Of the five research projects it is supporting, one started human trials earlier this year in Kenya, with the goal of creating white bloods cells specifically designed to hunt down HIV.
Simply testing vaccines in the Third World presents challenges not usually encountered in industrialized nations. Before the vaccine trial of 18 people could begin in Kenya, a laboratory had to be built so the vaccine could be stored and administered safely. To scale up from such clinical studies to widespread distribution of a vaccine could necessitate dramatic improvements in a country's medical facilities.
That is why the AIDS initiative is pushing not just research but preparedness, arguing that plans have to be made now for how a vaccine could be licensed quickly in several countries at the same time and then move immediately into mass production, something that usually requires five years or more.

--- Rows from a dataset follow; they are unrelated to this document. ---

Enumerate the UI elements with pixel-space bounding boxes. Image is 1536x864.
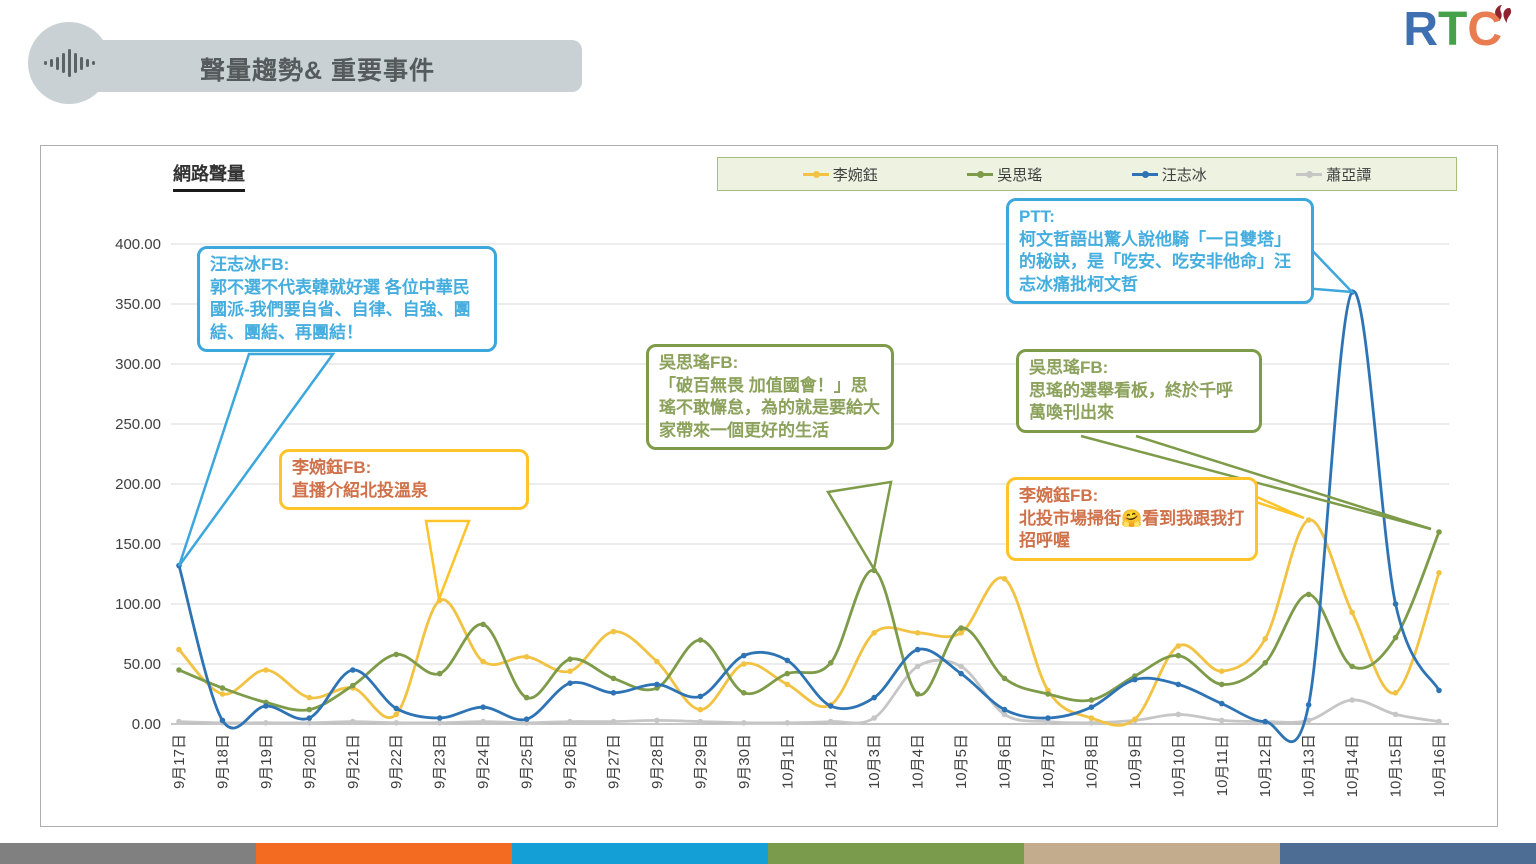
header-icon-circle [28, 22, 110, 104]
callout-wang-fb: 汪志冰FB: 郭不選不代表韓就好選 各位中華民國派-我們要自省、自律、自強、團結… [197, 246, 497, 353]
footer-segment [1280, 843, 1536, 864]
callout-text: 思瑤的選舉看板，終於千呼萬喚刊出來 [1029, 380, 1233, 423]
rtc-logo: R T C [1403, 3, 1514, 56]
legend-swatch [802, 170, 829, 178]
footer-segment [256, 843, 512, 864]
callout-text: 直播介紹北投溫泉 [292, 480, 428, 500]
svg-text:300.00: 300.00 [115, 356, 161, 373]
legend-item: 蕭亞譚 [1296, 164, 1371, 185]
svg-text:9月28日: 9月28日 [649, 734, 666, 789]
callout-li-fb-1: 李婉鈺FB: 直播介紹北投溫泉 [279, 449, 529, 511]
callout-wu-fb-2: 吳思瑤FB: 思瑤的選舉看板，終於千呼萬喚刊出來 [1016, 349, 1262, 433]
svg-text:10月13日: 10月13日 [1301, 734, 1318, 797]
callout-source: 李婉鈺FB: [1019, 486, 1099, 505]
svg-text:250.00: 250.00 [115, 416, 161, 433]
logo-letter-t: T [1438, 3, 1468, 56]
svg-text:9月24日: 9月24日 [475, 734, 492, 789]
callout-li-fb-2: 李婉鈺FB: 北投市場掃街🤗看到我跟我打招呼喔 [1006, 477, 1258, 561]
svg-text:0.00: 0.00 [132, 716, 161, 733]
svg-text:10月14日: 10月14日 [1344, 734, 1361, 797]
callout-source: 汪志冰FB: [210, 255, 290, 274]
legend-item: 吳思瑤 [967, 164, 1042, 185]
svg-text:10月16日: 10月16日 [1431, 734, 1448, 797]
flame-icon [1495, 5, 1512, 23]
legend-label: 吳思瑤 [997, 166, 1043, 184]
svg-text:9月21日: 9月21日 [345, 734, 362, 789]
svg-text:150.00: 150.00 [115, 536, 161, 553]
page-title: 聲量趨勢& 重要事件 [200, 57, 436, 85]
callout-text: 「破百無畏 加值國會！」思瑤不敢懈怠，為的就是要給大家帶來一個更好的生活 [659, 375, 880, 440]
svg-text:100.00: 100.00 [115, 596, 161, 613]
svg-text:10月8日: 10月8日 [1083, 734, 1100, 789]
svg-text:9月29日: 9月29日 [692, 734, 709, 789]
svg-text:200.00: 200.00 [115, 476, 161, 493]
svg-text:10月15日: 10月15日 [1388, 734, 1405, 797]
svg-text:10月1日: 10月1日 [779, 734, 796, 789]
svg-text:350.00: 350.00 [115, 296, 161, 313]
svg-text:10月6日: 10月6日 [997, 734, 1014, 789]
svg-text:10月11日: 10月11日 [1214, 734, 1231, 796]
footer-segment [768, 843, 1024, 864]
logo-letter-r: R [1403, 3, 1438, 56]
svg-text:10月7日: 10月7日 [1040, 734, 1057, 789]
callout-text: 郭不選不代表韓就好選 各位中華民國派-我們要自省、自律、自強、團結、團結、再團結… [210, 277, 471, 342]
svg-text:9月26日: 9月26日 [562, 734, 579, 789]
svg-text:9月30日: 9月30日 [736, 734, 753, 789]
svg-text:9月19日: 9月19日 [258, 734, 275, 789]
svg-text:9月22日: 9月22日 [388, 734, 405, 789]
footer-segment [512, 843, 768, 864]
callout-source: 李婉鈺FB: [292, 458, 372, 477]
legend-item: 汪志冰 [1131, 164, 1207, 185]
chart-title: 網路聲量 [173, 160, 245, 192]
legend-label: 蕭亞譚 [1326, 166, 1372, 184]
legend-swatch [967, 170, 994, 178]
svg-text:9月18日: 9月18日 [214, 734, 231, 789]
svg-text:9月23日: 9月23日 [432, 734, 449, 789]
callout-source: 吳思瑤FB: [659, 353, 739, 372]
svg-text:400.00: 400.00 [115, 236, 161, 253]
svg-text:10月9日: 10月9日 [1127, 734, 1144, 789]
footer-color-bar [0, 843, 1536, 864]
svg-text:10月4日: 10月4日 [910, 734, 927, 789]
chart-panel: 0.00 50.00 100.00 150.00 200.00 250.00 300.00 3… [40, 145, 1498, 827]
svg-text:9月20日: 9月20日 [301, 734, 318, 789]
legend-item: 李婉鈺 [802, 164, 878, 185]
callout-ptt: PTT: 柯文哲語出驚人說他騎「一日雙塔」的秘訣，是「吃安、吃安非他命」汪志冰痛… [1006, 198, 1314, 305]
svg-text:9月17日: 9月17日 [171, 734, 188, 789]
footer-segment [1024, 843, 1280, 864]
callout-source: 吳思瑤FB: [1029, 358, 1109, 377]
chart-legend: 李婉鈺 吳思瑤 汪志冰 蕭亞譚 [717, 157, 1457, 191]
callout-text: 北投市場掃街🤗看到我跟我打招呼喔 [1019, 508, 1245, 551]
callout-source: PTT: [1019, 207, 1055, 226]
callout-wu-fb-1: 吳思瑤FB: 「破百無畏 加值國會！」思瑤不敢懈怠，為的就是要給大家帶來一個更好… [646, 344, 894, 451]
svg-text:9月25日: 9月25日 [519, 734, 536, 789]
svg-text:10月12日: 10月12日 [1257, 734, 1274, 797]
legend-swatch [1131, 170, 1158, 178]
svg-text:10月2日: 10月2日 [823, 734, 840, 789]
legend-label: 汪志冰 [1161, 166, 1207, 184]
callout-text: 柯文哲語出驚人說他騎「一日雙塔」的秘訣，是「吃安、吃安非他命」汪志冰痛批柯文哲 [1019, 229, 1291, 294]
legend-label: 李婉鈺 [832, 166, 878, 184]
svg-text:10月10日: 10月10日 [1170, 734, 1187, 797]
footer-segment [0, 843, 256, 864]
svg-text:10月3日: 10月3日 [866, 734, 883, 789]
header-bar [58, 40, 582, 92]
svg-text:10月5日: 10月5日 [953, 734, 970, 789]
legend-swatch [1296, 170, 1323, 178]
svg-text:50.00: 50.00 [123, 656, 161, 673]
soundwave-icon [43, 49, 95, 77]
svg-text:9月27日: 9月27日 [605, 734, 622, 789]
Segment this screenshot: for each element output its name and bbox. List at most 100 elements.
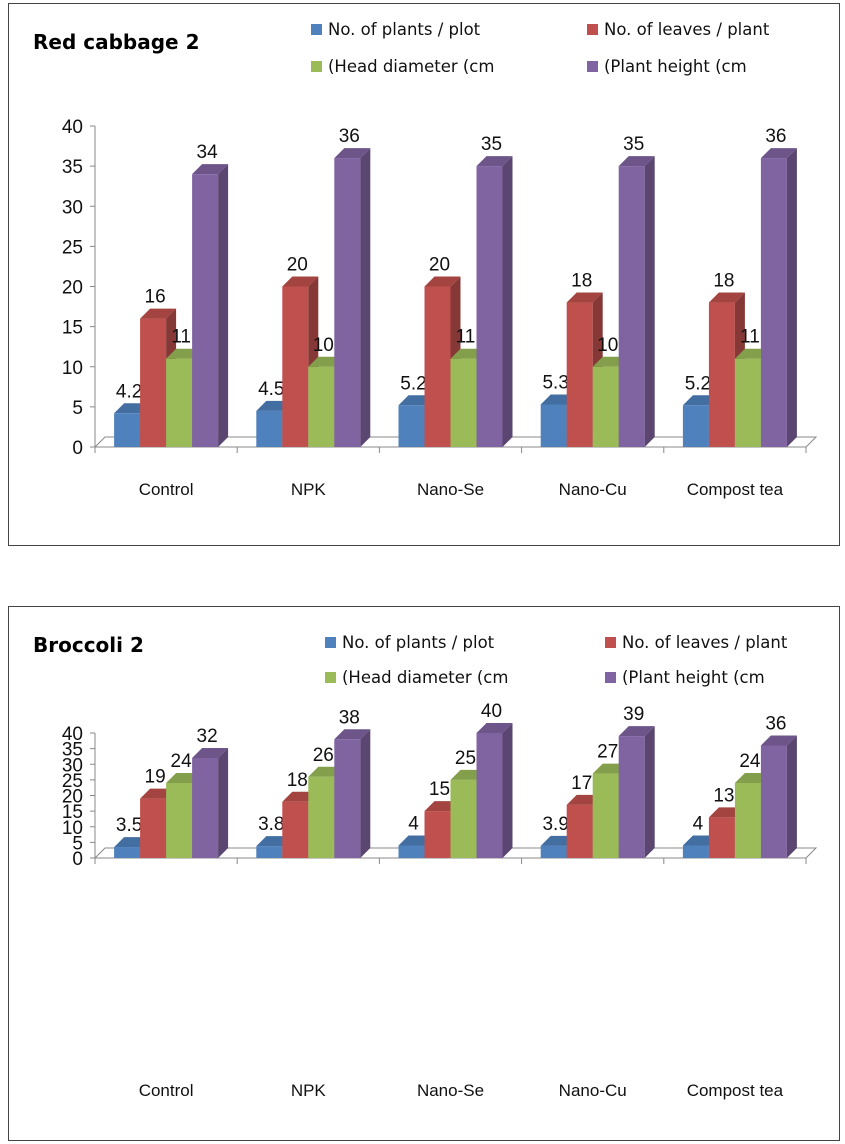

"Even if we had a vaccine ready to go, we wouldn't be able to produce it at sufficient levels for all the populations that need it," said Wayne Koff, head of research and development at the AIDS vaccine initiative.
High-risk groups first
In this country, a vaccine would probably be given first to high-risk groups, such as homosexual men and intravenous drug users. If the immunization proved highly effective with few side effects, someday it could be given as routinely as measles and tetanus shots.
"My crystal ball is failing me today," said Dr. Timothy Mastro of the federal Centers for Disease Control and Prevention, who is studying the potential uses of an AIDS vaccine. "It's conceivable the first generation of vaccines that come out could be substantially less efficacious than the vaccines we're used to getting now, and the question becomes, how do you use it?"